Projectiles, such as various types of grenades, generally include some form of operational part and some form of barrel which initiates the operational part. Barrels can be of different types where contact fuzes are common for projectiles that are meant to burst when in contact with an object, time fuzes when the projectile is meant to burst at a certain predetermined time and proximity fuzes when the projectile is meant to burst when an object comes within a certain distance from the projectile. The use of zone barrels is preferred when confronting flying vessels, while timed barrels can be used when confronting a large number of various objects. It is advantageous to combine various types of barrel functions in one and the same barrel, for instance in order for the projectile to burst after a certain time if it fails to detect any object, and so on.

It is advantageous for the operational part to comprise some type of explosive substance, as well as some type of shattering casing which encloses the explosive substance. Various types of propellants, such as fins, can furthermore be arranged in either the barrel or in its own subcomponent.
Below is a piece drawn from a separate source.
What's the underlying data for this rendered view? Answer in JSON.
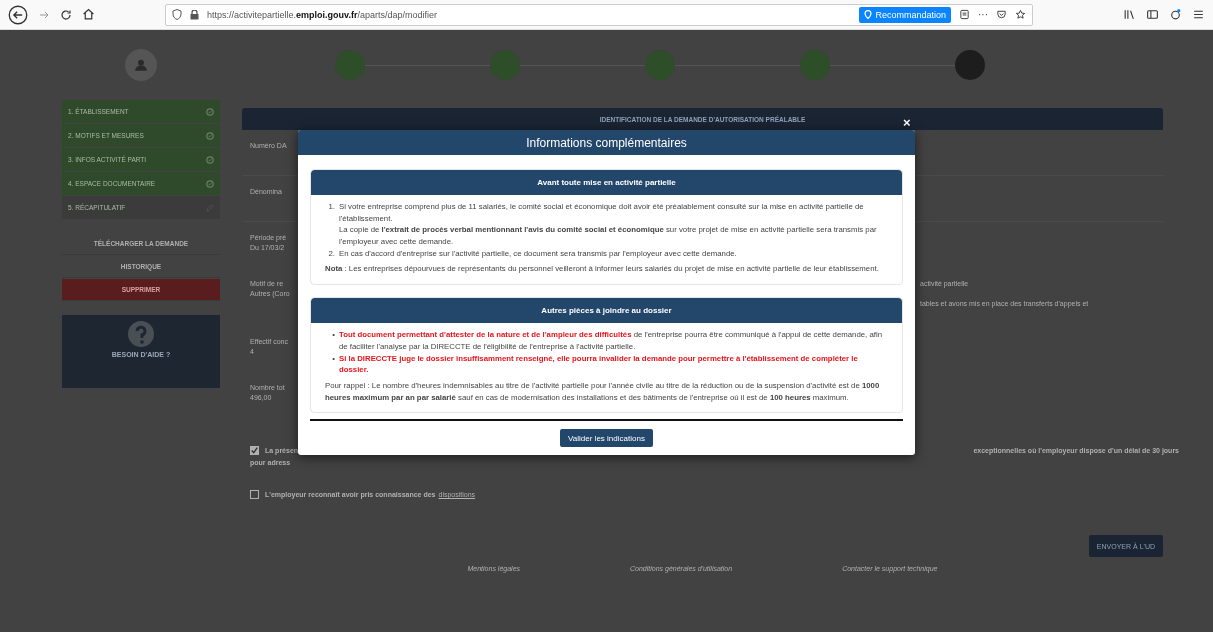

In order to stabilize the projectiles after the projectiles have left the barrel, the projectiles are preferably designed with rotation or with fins. In cases where the projectiles are designed with rotation, the projectiles are said to be rotationally stabilized and in cases where the projectiles are arranged with fins, the projectiles are said to be fin-stabilized. Fin-stabilized projectiles should have no rotation, or very low rotation, when leaving the barrel.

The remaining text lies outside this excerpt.